The reports at issue date from 2018 and 2019 and concern the named vessel’s compliance with the Carriage of Livestock by Sea Regulations 2016 (S.I. No. 356 of 2016), which were completed prior to the vessel’s departure.
The Department’s submission in support of its refusal of the reports is focused solely on the harms that might arise for the Marine Surveyor arising from the release of his report (record 4). Its argument is that the disclosure of the Marine Surveyor’s report could result in that particular business being targeted by protests and boycotts and thus could prejudice the Marine Surveyor’s competitive position in the conduct of its business or profession.
This Office’s Investigator consulted with the Marine Surveyor, who describes safety concerns arising from the disclosure of identifying information as contained in the relevant report. As noted earlier, the applicant has agreed that such identifying details may be redacted. As such, it seems to me that the concerns expressed by the Department and the Marine Surveyor do not arise in circumstances where the identifying details of the Marine Surveyor are to be redacted. I find, therefore, that section 36(1)(b) does not apply to record 4.
The Department identified no specific harms that might arise from the release of the three V.I. reports (records 5, 6, and 7). This Office’s Investigator also consulted with the party that the Department identified as the agent of the vessel’s owner. Although the agent subsequently queried certain matters, no substantive reply has been received. I note that the reports reflect particular historic findings regarding the vessel’s compliance with S.I. No. 356 of 2016. I also understand that the vessel in question has changed ownership since the reports at issue were completed.
In effect, apart from a general assertion by the Department that section 36(1) applies, no supporting evidence has been presented to this Office as to how any of the harms identified in section 36(1)(b) might arise from the release of records 5, 6 and 7, or even whose interests might be affected by their release. In The Minister for Communications, Energy and Natural Resources and the Information Commissioner & Ors,  IESC 5 (the eNet judgment), the Supreme Court said that “it is the FOI body that must explain and justify a conclusion that the records are exempt by reference to the relevant provisions of the Act, and equally, it is the FOI body that must explain why the public interest does not justify release in the public interest.” I also note that, in the Supreme Court case of Sheedy v the Information Commissioner ( 2 I.L.R.M. 374,  2 IR 272,  IESC 35) Kearns, J. made it clear that a general prediction without any supporting evidence is not sufficient to satisfy the requirement that access to the record could reasonably be expected to result in the outcome envisaged. He stated that “[a] mere assertion of an expectation of [prejudice] could never constitute sufficient evidence in this regard”.

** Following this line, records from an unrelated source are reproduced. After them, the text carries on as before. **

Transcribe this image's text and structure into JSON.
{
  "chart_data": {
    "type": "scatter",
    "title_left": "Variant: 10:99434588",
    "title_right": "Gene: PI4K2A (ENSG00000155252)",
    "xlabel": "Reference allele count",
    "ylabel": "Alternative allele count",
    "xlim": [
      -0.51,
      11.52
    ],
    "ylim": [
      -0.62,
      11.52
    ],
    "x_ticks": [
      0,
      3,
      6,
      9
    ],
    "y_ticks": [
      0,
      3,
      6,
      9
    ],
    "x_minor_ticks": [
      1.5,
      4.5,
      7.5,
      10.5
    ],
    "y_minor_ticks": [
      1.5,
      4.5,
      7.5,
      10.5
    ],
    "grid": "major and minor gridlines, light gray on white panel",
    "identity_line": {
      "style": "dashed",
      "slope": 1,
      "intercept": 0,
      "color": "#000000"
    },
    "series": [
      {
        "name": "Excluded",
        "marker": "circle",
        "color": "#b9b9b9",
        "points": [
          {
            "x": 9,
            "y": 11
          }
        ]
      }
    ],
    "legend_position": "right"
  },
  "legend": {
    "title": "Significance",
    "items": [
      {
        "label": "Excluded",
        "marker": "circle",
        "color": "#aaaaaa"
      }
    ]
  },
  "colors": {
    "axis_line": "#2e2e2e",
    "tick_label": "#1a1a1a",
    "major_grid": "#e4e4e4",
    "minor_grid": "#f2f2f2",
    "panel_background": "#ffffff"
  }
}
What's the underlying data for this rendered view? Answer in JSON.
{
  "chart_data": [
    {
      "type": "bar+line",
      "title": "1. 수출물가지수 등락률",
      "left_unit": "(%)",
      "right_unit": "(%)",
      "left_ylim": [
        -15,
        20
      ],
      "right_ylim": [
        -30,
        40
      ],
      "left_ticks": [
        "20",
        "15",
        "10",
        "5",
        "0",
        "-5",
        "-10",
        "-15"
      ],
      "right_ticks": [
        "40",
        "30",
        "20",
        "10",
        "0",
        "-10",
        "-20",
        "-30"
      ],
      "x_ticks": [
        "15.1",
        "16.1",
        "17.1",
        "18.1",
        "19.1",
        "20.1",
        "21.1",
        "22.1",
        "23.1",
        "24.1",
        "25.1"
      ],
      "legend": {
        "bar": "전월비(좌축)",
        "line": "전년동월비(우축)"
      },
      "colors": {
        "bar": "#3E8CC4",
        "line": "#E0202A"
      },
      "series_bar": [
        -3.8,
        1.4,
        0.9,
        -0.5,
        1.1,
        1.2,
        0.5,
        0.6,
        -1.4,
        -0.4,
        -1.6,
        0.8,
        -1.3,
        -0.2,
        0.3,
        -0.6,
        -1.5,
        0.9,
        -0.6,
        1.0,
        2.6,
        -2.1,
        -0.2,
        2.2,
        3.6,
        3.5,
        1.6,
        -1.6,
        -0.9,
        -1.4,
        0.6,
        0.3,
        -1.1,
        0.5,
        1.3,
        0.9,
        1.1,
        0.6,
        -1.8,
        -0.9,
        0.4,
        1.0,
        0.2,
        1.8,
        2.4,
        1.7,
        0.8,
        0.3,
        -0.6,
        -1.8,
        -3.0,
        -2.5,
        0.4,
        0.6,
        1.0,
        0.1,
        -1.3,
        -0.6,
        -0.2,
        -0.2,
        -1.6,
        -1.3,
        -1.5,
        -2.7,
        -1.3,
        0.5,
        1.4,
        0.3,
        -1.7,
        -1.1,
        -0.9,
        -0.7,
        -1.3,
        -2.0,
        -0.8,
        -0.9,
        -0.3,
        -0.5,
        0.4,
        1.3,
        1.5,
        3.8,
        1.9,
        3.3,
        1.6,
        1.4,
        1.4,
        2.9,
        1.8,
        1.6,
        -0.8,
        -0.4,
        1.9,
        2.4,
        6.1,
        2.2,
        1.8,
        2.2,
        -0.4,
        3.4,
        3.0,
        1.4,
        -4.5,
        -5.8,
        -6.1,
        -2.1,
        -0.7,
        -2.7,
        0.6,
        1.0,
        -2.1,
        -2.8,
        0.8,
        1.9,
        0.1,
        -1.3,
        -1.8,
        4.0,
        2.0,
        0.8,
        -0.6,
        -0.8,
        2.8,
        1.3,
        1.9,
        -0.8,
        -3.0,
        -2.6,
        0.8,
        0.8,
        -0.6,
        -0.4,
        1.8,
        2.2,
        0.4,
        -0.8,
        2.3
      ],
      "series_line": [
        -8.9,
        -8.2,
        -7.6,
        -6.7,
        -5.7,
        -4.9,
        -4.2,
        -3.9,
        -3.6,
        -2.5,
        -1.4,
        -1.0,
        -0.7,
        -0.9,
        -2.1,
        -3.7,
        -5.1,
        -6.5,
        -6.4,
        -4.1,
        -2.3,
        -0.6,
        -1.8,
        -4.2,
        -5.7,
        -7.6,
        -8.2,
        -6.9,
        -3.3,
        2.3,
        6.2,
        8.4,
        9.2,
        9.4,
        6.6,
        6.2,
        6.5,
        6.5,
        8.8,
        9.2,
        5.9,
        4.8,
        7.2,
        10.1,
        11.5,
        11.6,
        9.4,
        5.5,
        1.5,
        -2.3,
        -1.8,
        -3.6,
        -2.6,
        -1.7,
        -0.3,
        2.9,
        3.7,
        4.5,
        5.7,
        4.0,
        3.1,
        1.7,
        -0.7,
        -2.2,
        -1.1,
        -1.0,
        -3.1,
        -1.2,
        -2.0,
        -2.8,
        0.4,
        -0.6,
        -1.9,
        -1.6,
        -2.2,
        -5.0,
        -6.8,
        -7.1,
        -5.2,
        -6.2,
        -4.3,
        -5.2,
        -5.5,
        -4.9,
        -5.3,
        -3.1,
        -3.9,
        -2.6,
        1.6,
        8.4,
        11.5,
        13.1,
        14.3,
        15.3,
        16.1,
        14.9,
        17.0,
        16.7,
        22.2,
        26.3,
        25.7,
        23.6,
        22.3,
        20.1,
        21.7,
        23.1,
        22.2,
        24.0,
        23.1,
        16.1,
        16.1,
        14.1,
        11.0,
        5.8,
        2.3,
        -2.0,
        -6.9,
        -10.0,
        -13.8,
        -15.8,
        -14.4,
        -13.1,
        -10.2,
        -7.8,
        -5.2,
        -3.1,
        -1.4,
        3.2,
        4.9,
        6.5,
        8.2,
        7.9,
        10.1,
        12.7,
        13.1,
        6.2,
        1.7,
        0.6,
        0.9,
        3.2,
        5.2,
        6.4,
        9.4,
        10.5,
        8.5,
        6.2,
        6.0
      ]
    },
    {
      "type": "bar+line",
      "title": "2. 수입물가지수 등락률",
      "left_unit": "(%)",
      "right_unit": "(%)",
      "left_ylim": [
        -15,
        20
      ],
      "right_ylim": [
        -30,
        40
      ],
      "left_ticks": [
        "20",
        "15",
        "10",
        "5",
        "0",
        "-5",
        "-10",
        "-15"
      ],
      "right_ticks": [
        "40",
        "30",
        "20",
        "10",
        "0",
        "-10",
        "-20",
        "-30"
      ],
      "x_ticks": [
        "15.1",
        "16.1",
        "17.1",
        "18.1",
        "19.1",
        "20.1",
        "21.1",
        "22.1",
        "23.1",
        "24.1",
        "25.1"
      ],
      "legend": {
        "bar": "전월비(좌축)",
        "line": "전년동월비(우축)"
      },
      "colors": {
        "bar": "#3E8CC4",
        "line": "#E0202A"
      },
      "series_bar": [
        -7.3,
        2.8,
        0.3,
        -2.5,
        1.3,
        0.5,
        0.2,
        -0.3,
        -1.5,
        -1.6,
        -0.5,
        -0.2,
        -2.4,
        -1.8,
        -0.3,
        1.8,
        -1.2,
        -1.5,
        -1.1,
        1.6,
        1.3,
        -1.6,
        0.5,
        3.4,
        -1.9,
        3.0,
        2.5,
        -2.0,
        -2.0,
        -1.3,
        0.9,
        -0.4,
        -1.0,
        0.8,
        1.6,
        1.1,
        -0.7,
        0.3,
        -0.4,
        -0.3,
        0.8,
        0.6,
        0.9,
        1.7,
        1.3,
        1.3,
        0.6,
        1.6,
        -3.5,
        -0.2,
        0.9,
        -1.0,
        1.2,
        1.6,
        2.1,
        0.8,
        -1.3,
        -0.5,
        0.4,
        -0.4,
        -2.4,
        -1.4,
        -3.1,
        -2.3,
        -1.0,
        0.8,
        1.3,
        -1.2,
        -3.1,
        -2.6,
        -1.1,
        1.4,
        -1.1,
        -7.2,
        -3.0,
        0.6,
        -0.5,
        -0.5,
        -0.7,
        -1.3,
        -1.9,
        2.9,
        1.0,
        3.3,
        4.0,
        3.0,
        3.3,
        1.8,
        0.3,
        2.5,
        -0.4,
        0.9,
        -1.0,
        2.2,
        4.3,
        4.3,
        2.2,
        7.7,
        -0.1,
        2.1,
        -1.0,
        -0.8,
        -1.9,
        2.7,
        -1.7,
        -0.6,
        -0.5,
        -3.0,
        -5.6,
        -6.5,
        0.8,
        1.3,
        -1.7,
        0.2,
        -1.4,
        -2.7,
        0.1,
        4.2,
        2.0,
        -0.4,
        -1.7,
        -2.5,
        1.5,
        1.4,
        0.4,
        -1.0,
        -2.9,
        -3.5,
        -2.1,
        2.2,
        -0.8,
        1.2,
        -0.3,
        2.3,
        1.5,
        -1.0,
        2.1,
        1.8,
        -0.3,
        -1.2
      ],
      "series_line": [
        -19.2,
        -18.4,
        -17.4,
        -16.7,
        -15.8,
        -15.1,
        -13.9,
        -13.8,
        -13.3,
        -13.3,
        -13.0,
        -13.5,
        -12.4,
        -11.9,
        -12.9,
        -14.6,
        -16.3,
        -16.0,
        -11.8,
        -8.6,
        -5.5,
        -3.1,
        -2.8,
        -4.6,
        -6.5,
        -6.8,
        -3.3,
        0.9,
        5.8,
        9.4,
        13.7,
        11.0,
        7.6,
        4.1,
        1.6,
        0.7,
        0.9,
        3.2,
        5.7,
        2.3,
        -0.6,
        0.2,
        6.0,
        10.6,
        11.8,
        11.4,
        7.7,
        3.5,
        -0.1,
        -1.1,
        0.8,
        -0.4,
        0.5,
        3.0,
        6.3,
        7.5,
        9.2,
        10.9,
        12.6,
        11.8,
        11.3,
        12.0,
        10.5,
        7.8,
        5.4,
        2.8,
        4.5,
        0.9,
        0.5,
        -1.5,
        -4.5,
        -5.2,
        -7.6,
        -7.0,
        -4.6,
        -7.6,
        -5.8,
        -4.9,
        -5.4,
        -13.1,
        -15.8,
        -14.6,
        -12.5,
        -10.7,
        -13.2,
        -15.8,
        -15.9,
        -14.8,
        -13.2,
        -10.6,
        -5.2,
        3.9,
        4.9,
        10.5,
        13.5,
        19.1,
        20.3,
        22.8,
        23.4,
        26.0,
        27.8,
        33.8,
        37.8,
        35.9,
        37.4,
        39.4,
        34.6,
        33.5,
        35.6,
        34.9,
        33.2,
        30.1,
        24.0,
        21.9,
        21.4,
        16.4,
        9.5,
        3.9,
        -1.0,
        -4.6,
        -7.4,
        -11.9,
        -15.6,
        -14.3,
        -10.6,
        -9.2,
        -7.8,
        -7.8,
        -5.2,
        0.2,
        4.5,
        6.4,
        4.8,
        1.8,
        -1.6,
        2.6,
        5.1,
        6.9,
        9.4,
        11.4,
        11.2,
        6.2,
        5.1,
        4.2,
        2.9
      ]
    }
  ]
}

In the circumstances, and having regard to the comments of the courts as described above, I see no basis for finding that section 36(1)(b) applies in this case. Accordingly, I find that section 36(1)b) does not apply to records 5, 6, and 7.
Having carried out a review under section 22(2) of the FOI Act, I hereby annul the Department’s refusal of records 4-7. I find that they are not exempt and I direct that access be granted to them, subject to the redaction of any details that would identify the Marine Surveyor and/or its business.
Section 24 of the FOI Act sets out detailed provisions for an appeal to the High Court by a party to a review, or any other person affected by the decision. In summary, such an appeal, normally on a point of law, must be initiated not later than four weeks after notice of the decision was given to the person bringing the appeal.